Among the worldwide luminaries celebrating birthdays today: TV actress Katherine Helmond (“Soap,” “Who’s The Boss,” “Everybody Loves Raymond”); rock guitar virtuoso Jaime Robert Klegerman (lots better known as Robbie Robertson); pop singer Huey Lewis; freshly minted Baseball Hall of Fame pitcher Rich “Goose” Gossage; Grammy-winning singer/songwriter Marc Cohn (husband of ABC News correspondent Elizabeth Vargas); Emmy-winning actress Edie Falco (“The Sopranos”); Calvin and Hobbes creator Bill Watterson; actress Kathryn Erbe (Detective Alexandra Eames on “Law and Order: Criminal Intent”); French actress Eva Green (“Casino Royale”); and former Wimbledon champion Amélie Mauresmo.
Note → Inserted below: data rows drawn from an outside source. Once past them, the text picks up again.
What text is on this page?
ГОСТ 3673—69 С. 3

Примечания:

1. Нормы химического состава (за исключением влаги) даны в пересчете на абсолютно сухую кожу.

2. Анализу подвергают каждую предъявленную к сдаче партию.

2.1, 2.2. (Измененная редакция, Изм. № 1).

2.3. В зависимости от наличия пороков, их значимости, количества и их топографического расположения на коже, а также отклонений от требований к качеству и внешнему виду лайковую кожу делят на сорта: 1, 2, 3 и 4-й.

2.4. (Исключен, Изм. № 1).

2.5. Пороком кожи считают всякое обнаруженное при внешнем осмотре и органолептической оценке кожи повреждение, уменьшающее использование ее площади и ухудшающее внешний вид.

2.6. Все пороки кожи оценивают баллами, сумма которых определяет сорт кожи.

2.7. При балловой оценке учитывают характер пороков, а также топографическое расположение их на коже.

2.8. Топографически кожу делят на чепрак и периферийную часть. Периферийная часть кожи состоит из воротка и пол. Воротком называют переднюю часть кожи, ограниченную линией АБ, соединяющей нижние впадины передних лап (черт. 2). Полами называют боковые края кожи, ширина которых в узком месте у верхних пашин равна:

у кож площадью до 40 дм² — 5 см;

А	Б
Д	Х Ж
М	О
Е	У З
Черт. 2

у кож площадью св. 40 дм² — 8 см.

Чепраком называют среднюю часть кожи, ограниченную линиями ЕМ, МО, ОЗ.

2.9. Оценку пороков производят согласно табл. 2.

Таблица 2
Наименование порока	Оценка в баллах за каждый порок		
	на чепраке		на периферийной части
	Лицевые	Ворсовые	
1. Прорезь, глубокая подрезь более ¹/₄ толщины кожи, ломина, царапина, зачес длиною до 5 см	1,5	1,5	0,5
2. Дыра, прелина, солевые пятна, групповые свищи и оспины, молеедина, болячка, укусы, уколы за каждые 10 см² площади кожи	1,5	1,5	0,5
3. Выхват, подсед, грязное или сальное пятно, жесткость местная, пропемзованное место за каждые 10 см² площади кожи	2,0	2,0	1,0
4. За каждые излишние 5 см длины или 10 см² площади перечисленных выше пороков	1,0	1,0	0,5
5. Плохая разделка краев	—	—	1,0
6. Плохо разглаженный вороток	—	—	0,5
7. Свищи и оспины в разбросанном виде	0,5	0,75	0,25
Also a happy belated birthday to former Ohio State and current New Orleans Saints defensive end Will Smith, who turned 27 yesterday.
** Here is the answer to the trivia question from Thursday. There were actually two correct answers to the Cleveland Browns portion of the question. Head coach Paul Brown and quarterback George Ratterman were the first members of the Browns to appear on the cover of Sports Illustrated. An artist’s rendering of the duo huddling on the sidelines graced the cover of the Oct. 8, 1956 issue. As for the first Cincinnati Bengals on the cover of SI, Brown also holds that distinction. His return to pro football as head man of the Bengals organization was trumpeted on the Aug. 12, 1968 cover.
** Some athletes will do anything to gain an edge, but this is ridiculous. It seems that some have resorted to using Viagra to improve their performance – athletic performance, that is. Viagra increases the effects of nitric oxide, a common gas in the body. The reasoning is that if the little blue pill can relax muscles and improve blood flow in one part of the body, what not in the rest of the body? The World Anti-Doping Agency is looking into it. And I’m not making this up.
** In a recent blog, CBSSportsline.com college football writer Dennis Dodd referred to Terry Porter, the official who threw the infamous pass interference flag against Miami (Fla.) in 2003 Fiesta Bowl.
More than five years later, Miami fans are still holding a grudge as evidenced by one of the responses to the entry: “I will not forgive Terry Porter, and Dodd has no right to tell me otherwise. I am a disgruntled Miami fan, and I will never forget that unwarranted flag. Why did he even have to bring up such an incidence? No reason to make the outrage return…” Forget for a moment that replays clearly show Porter made the right call. Even if you can’t accept that fact, understand that pass interference is often a spur-of-the-moment judgment call. And then, by all means, get over it.
** Dodd’s blog deals with a test for football officials. You can take it for yourself and see how you do by following this link: USA Football Officiating Test.
** I leave you with this thought as we celebrate the Fourth of July weekend: “This nation will remain the land of the free only so long as it is the home of the brave.” To all of the U.S. troops throughout the world serving in harm’s way, stay safe and thank you.